2014-08-16 07:59:00

Il Papa beatifica a Seoul 124 martiri: mettere Cristo al di sopra di tutto


I martiri ci ricordano che bisogna mettere Cristo al di sopra di tutto e non scendere a compromessi con la fede. E’ uno dei passaggi forti dell’omelia di Papa Francesco nella Messa di beatificazione di Paul Yun Ji-Chung e 123 compagni martiri, avvenuta a Seoul presso la Porta di Gwanghwamun. Alla celebrazione hanno preso parte circa 800 mila persone. Da Seoul, il servizio del nostro inviato Davide Dionisi:

“L’eredità dei martiri può ispirare tutti gli uomini e le donne di buona volontà ad operare in armonia per una società più giusta, libera e riconciliata, contribuendo così alla pace e alla difesa dei valori autenticamente umani in questo Paese e nel mondo intero”.

L’eroico sacrificio di tanti martiri ha reso fecondo e ricco di prospettive future la Corea. Grazie a loro, il Vangelo di Cristo è cresciuto come albero adulto ed i frutti si espandono anche fuori del proprio Paese e del Continente asiatico. A Gwanghwamun, luogo simbolo di Seoul, Papa Francesco ha presieduto la Messa di beatificazione di 124 martiri, davanti ad 800mila fedeli. Durante l’omelia il Pontefice ha ricordato la vittoria e la testimonianza di chi ha pagato con il supremo sacrificio la loro fede in Dio. Paolo Yun Ji-chung e i suoi compagni hanno sigillato la loro missione di precursori con il martirio e da qui è scaturito il seme di nuovi cristiani:

“Il loro esempio ha molto da dire a noi, che viviamo in società dove, accanto ad immense ricchezze, cresce in modo silenzioso la più abbietta povertà; dove raramente viene ascoltato il grido dei poveri; e dove Cristo continua a chiamare, ci chiede di amarlo e servirlo tendendo la mano ai nostri fratelli e sorelle bisognosi”.

L’esempio dei martiri, inoltre, ci insegna l’importanza della carità nella vita di fede e la loro eredità può ispirare tutti gli uomini e le donne di buona volontà ad operare in armonia per una società più giusta, libera e riconciliata.
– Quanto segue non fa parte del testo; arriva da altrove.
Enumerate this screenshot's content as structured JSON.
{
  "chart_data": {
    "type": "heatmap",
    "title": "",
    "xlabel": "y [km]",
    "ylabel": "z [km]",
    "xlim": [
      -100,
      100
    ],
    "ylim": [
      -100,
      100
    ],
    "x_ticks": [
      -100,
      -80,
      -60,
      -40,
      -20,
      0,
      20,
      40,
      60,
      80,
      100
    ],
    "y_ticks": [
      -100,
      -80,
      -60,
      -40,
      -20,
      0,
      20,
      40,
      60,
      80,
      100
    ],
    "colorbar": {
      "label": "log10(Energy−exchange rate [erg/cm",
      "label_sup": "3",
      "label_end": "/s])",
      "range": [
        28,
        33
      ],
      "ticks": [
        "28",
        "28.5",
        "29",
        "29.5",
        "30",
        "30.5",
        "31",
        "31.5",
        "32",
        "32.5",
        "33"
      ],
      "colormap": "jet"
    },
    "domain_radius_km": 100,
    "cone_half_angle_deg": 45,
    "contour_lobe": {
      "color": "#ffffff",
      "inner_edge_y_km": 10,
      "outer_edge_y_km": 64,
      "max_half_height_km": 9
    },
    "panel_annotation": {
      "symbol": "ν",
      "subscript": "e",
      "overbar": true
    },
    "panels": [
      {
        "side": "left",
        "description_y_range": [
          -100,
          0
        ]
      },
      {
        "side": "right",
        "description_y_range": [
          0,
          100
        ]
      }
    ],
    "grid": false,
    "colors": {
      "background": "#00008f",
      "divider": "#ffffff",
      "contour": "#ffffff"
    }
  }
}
Ispirare soprattutto i laici i primi apostoli nella Corea, coloro che evangelizzarono il Paese. Caso singolare per un'area del mondo che, nonostante i numeri sempre in crescita dei fedeli, non ha conosciuto la parola di Dio da missionari:

Nella misteriosa provvidenza di Dio, la fede cristiana non giunse ai lidi della Corea attraverso missionari; vi entrò attraverso i cuori e le menti della gente coreana stessa. Essa fu stimolata dalla curiosità intellettuale, dalla ricerca della verità religiosa. Attraverso un iniziale incontro con il Vangelo, i primi cristiani coreani aprirono le loro menti a Gesù. Volevano conoscerlo di più, questo Cristo che ha sofferto, è morto ed è risorto dai morti”.

La Chiesa cattolica in Corea è cresciuta sul sangue dei martiri e si è dimostrata un buon esempio per la società coreana promuovendo la giustizia e i diritti umani, ha sottolineato l’arcivescovo di Seoul, card. Andrea Yeum Soo-jung, nel suo indirizzo di saluto al Papa. Il porporato si è detto convinto che questa beatificazione sarà un'occasione per realizzare la concordia e l'unità non solo dei cattolici coreani ma anche del popolo coreano e di tutti gli altri popoli asiatici, attraverso lo scambio della fraternità universale.

Essere martiri vuol dire soprattutto essere testimoni di Gesù. E a proposito di testimonianza, prima della Messa il Santo Padre si è fermato ancora una volta a salutare i familiari delle vittime del traghetto. Il suo abbraccio e la condivisione del dolore, nei giorni scorsi, ha suscitato tanta commozione e i quotidiani locali dedicano ai gesti di affetto e di condivisione del dolore ampi spazi. Anche perché, oltre ai segni e alle parole, il Papa continua ad indossare il piccolo nastro ripiegato ad anello di colore giallo, simbolo di vicinanza e solidarietà nei confronti delle vittime.